Het Westerwald (ook gekend als Kannenbäckerland) ligt op de linkeroever van de Rijn, ten oosten van Keulen en ten noorden van Koblenz. Over de eerste productie in de 14de eeuw is weinig bekend. Uit opgegraven productieafval blijkt wel dat er kannen en bekers werden gemaakt die op basis van baksel en vorm aansluiten bij de producten uit het nabijgelegen Siegburg. Pas wanneer verschillende pottenbakkers uit Raeren (omwille oorlogshandelingen en de concurrentie in Raeren zelf) en uit Siegburg (door de inval van de Zweedse legers) vanaf het einde van de 16de eeuw zich in het Westerwald vestigden, is meer over de productie geweten. Omwille de grote migratie aan pottenbakkers is het daardoor haast onmogelijk om voor de productie uit de eerste helft van de 17de eeuw te zeggen of een product uit Raeren, Siegburg of Westerwald afkomstig is.

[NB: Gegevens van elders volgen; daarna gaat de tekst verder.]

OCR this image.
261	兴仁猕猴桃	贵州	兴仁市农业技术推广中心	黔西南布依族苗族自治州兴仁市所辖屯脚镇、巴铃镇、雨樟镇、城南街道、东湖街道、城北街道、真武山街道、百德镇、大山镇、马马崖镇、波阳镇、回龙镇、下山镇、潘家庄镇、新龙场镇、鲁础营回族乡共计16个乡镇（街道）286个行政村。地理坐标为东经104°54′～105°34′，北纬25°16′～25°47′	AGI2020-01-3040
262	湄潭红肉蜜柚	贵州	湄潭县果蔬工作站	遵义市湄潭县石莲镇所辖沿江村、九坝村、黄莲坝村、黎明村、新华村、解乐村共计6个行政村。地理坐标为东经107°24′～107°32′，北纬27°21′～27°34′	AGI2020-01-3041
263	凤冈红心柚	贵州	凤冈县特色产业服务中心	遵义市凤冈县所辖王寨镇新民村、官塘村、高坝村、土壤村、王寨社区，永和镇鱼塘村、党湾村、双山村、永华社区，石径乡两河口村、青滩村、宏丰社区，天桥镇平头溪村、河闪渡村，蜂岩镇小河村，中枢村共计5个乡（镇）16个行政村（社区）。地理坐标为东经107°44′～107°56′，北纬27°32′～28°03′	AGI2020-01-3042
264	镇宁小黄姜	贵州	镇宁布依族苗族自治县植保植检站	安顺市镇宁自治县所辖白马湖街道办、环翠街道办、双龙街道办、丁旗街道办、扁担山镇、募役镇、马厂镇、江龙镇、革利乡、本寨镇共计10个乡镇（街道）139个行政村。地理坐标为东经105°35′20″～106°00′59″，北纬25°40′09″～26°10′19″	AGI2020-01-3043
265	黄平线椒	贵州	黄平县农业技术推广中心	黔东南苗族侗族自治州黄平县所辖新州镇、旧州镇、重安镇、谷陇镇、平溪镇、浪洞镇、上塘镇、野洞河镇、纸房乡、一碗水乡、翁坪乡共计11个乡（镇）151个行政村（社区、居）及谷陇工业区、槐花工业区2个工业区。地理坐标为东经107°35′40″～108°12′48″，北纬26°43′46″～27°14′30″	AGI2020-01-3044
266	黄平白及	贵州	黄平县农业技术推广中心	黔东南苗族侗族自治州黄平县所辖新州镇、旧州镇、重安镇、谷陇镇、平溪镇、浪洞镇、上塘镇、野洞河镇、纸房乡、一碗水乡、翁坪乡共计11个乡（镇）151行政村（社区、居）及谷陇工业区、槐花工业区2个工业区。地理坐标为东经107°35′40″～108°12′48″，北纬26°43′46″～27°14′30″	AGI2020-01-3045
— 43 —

De bloeiperiode van de steengoedproductie in het Westerwald ligt in de 17de en 18de eeuw. Kenmerkend voor dit steengoed zijn de lichtgrijze scherf, het heldere blauwgrijs dunne zoutglazuur en de beschildering met kobaltblauw. Als decoratie werd met (rad)stempels en appliques gewerkt. De belangrijkste vormen waren inmaakpotten, kannen en pispotten. Omwille dat de meeste producten via Keulen werden verhandeld, en worden daardoor vaak ten onterecht Keuls aardewerk genoemd.

Naast de steengoedproductie was het Westerwald in de 18de en 19de eeuw ook bekend om zijn productie van kleipijpen.

Maar ik zou zeggen, laat de pint nu maar smaken!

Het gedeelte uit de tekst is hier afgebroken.